J’espère des tableaux finals de Grand Chelem, des Masters 1000, les qualifications pour le moment. Peut-être aussi des Challengers parce qu’il a fait des finales mais ne les a jamais gagnés, donc gagner son premier Challenger est un défi intéressant.

 

"Les wild-cards, il ne faut jamais compter dessus"

Harold va peut-être disputer l’Open d’Australie dans les qualifications mais vous devez conserver cet espoir de la wild-card offerte à un joueur français à Melbourne avec le partenariat entre les tournois (Grands Chelems).

Il y a cette possibilité.
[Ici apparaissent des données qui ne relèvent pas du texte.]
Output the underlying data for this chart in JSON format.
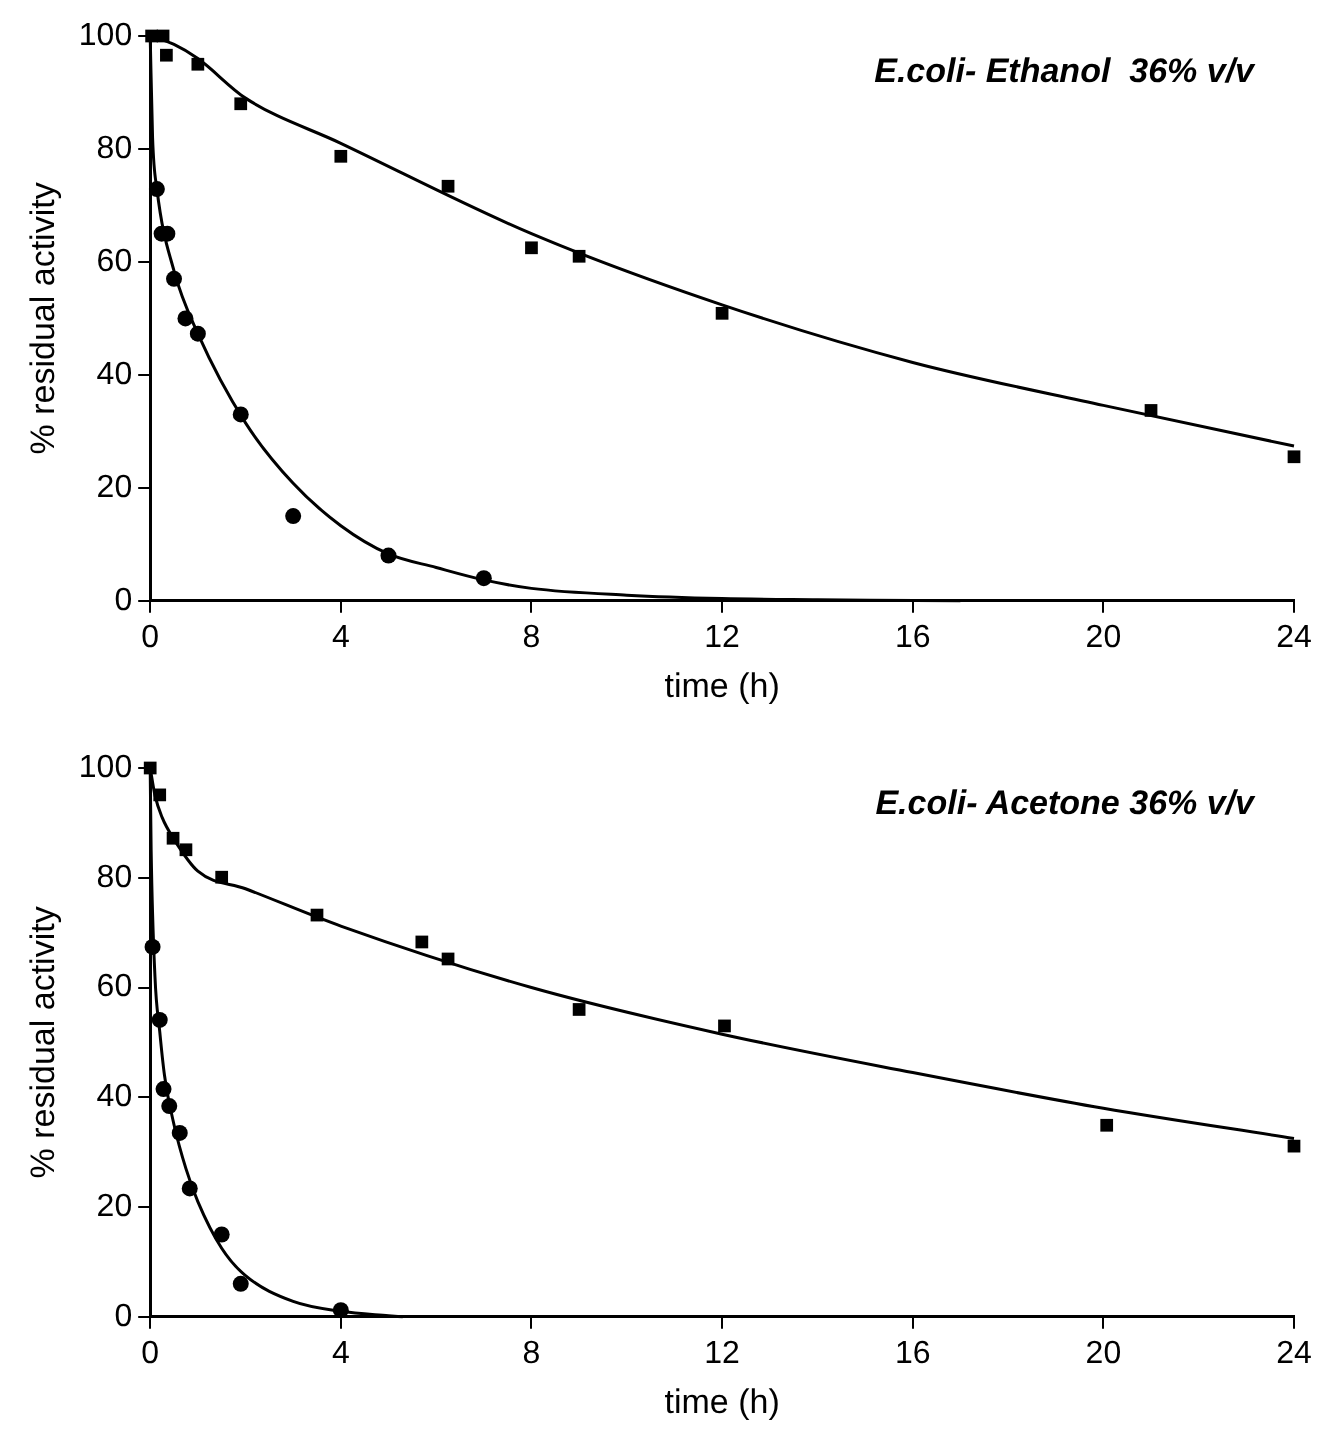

Mais je pense qu'il ne faut jamais compter sur les wild-cards, qui arrivent au dernier moment. S’il doit faire les qualifications, il les fera sans souci.

 

L’objectif est de prendre beaucoup de repos avant la saison 2025 ? Ça commence à être difficile d’enchaîner chaque semaine...
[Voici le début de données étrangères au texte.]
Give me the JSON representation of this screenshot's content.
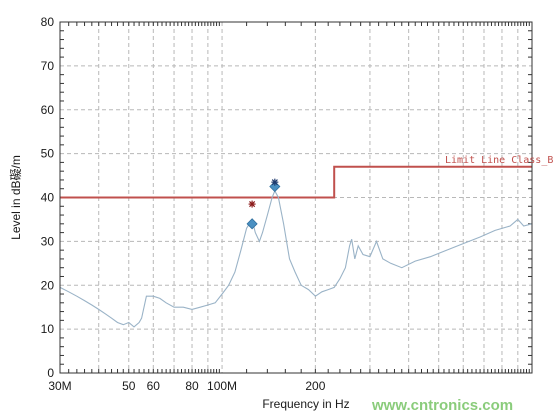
{
  "chart_data": {
    "type": "line",
    "xlabel": "Frequency in Hz",
    "ylabel": "Level in dB礙/m",
    "xscale": "log",
    "xlim": [
      30,
      1000
    ],
    "ylim": [
      0,
      80
    ],
    "grid": true,
    "x_tick_labels": [
      {
        "value": 30,
        "label": "30M"
      },
      {
        "value": 50,
        "label": "50"
      },
      {
        "value": 60,
        "label": "60"
      },
      {
        "value": 80,
        "label": "80"
      },
      {
        "value": 100,
        "label": "100M"
      },
      {
        "value": 200,
        "label": "200"
      }
    ],
    "y_ticks": [
      0,
      10,
      20,
      30,
      40,
      50,
      60,
      70,
      80
    ],
    "limit_line": {
      "name": "Limit Line Class_B",
      "color": "#c0504d",
      "segments": [
        {
          "x": [
            30,
            230
          ],
          "y": 40
        },
        {
          "x": [
            230,
            1000
          ],
          "y": 47
        }
      ]
    },
    "series": [
      {
        "color": "#9ab3c7",
        "points": [
          [
            30,
            19.5
          ],
          [
            32,
            18.5
          ],
          [
            34,
            17.5
          ],
          [
            36,
            16.5
          ],
          [
            38,
            15.5
          ],
          [
            40,
            14.5
          ],
          [
            42,
            13.5
          ],
          [
            44,
            12.5
          ],
          [
            46,
            11.5
          ],
          [
            48,
            11.0
          ],
          [
            50,
            11.5
          ],
          [
            52,
            10.5
          ],
          [
            54,
            11.5
          ],
          [
            55,
            12.5
          ],
          [
            57,
            17.5
          ],
          [
            60,
            17.5
          ],
          [
            63,
            17.0
          ],
          [
            66,
            16.0
          ],
          [
            70,
            15.0
          ],
          [
            75,
            15.0
          ],
          [
            80,
            14.5
          ],
          [
            85,
            15.0
          ],
          [
            90,
            15.5
          ],
          [
            95,
            16.0
          ],
          [
            100,
            18.0
          ],
          [
            105,
            20.0
          ],
          [
            110,
            23.0
          ],
          [
            115,
            28.0
          ],
          [
            120,
            33.0
          ],
          [
            125,
            35.0
          ],
          [
            128,
            32.0
          ],
          [
            132,
            30.0
          ],
          [
            135,
            32.0
          ],
          [
            140,
            36.0
          ],
          [
            145,
            40.0
          ],
          [
            148,
            41.5
          ],
          [
            152,
            40.0
          ],
          [
            158,
            34.0
          ],
          [
            165,
            26.0
          ],
          [
            172,
            23.0
          ],
          [
            180,
            20.0
          ],
          [
            190,
            19.0
          ],
          [
            200,
            17.5
          ],
          [
            210,
            18.5
          ],
          [
            220,
            19.0
          ],
          [
            230,
            19.5
          ],
          [
            240,
            21.5
          ],
          [
            250,
            24.0
          ],
          [
            258,
            29.0
          ],
          [
            262,
            30.5
          ],
          [
            268,
            26.0
          ],
          [
            275,
            29.0
          ],
          [
            285,
            27.0
          ],
          [
            300,
            26.5
          ],
          [
            315,
            30.0
          ],
          [
            330,
            26.0
          ],
          [
            350,
            25.0
          ],
          [
            380,
            24.0
          ],
          [
            420,
            25.5
          ],
          [
            470,
            26.5
          ],
          [
            530,
            28.0
          ],
          [
            600,
            29.5
          ],
          [
            680,
            31.0
          ],
          [
            760,
            32.5
          ],
          [
            850,
            33.5
          ],
          [
            900,
            35.0
          ],
          [
            940,
            33.5
          ],
          [
            1000,
            34.0
          ]
        ]
      }
    ],
    "peak_markers": [
      {
        "x": 125,
        "y": 34,
        "color": "#4a90c2"
      },
      {
        "x": 148,
        "y": 42.5,
        "color": "#4a90c2"
      }
    ],
    "qp_markers": [
      {
        "x": 125,
        "y": 38.5,
        "color": "#8b1a1a"
      },
      {
        "x": 148,
        "y": 43.5,
        "color": "#1f3b6e"
      }
    ]
  },
  "watermark": {
    "text": "www.cntronics.com",
    "color": "#6dbf5a"
  }
}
C’est 15 jours de repos après son dernier tournoi et ensuite une période de trois semaines, un mois d’entrainement. On va commencer le premier tournoi de l’année très tôt, probablement au Challenger de Nouméa (29 décembre - 4 janvier).

 

"On a une belle aventure devant nous"

Vous partez avec lui sur chaque tournoi ou se retrouve-t-il seul sur certaines semaines ?

Il va avoir beaucoup de semaines avec moi mais aussi des semaines avec le préparateur mental, Sylvain Guyomarc’h, avec lequel il passera du temps, parce que c’est en passant du temps, et à l’entrainement, et dans les tournois qu’il va développer ses capacités mentales.

 

Comment décrivez-vous votre relation aujourd'hui, après trois saisons de travail ensemble ?

Elle est très belle. J'ai entraîné beaucoup de joueurs, j'ai eu des très belles relations mais celle-ci fait vraiment partie de mes plus belles relations. Au début, il était très jeune, et assez difficile. Un caractère assez fort. Mais il me fait confiance, la confiance est réciproque, et si on ne travaillait pas ensemble dans le tennis, on serait quand même amis. Cette relation... J'adore partir avec lui, j'adore passer du temps avec lui. J'adore le respect qu'on a l'un pour l'autre, donc j'espère qu'on va continuer ensemble parce qu'on a une belle aventure devant nous.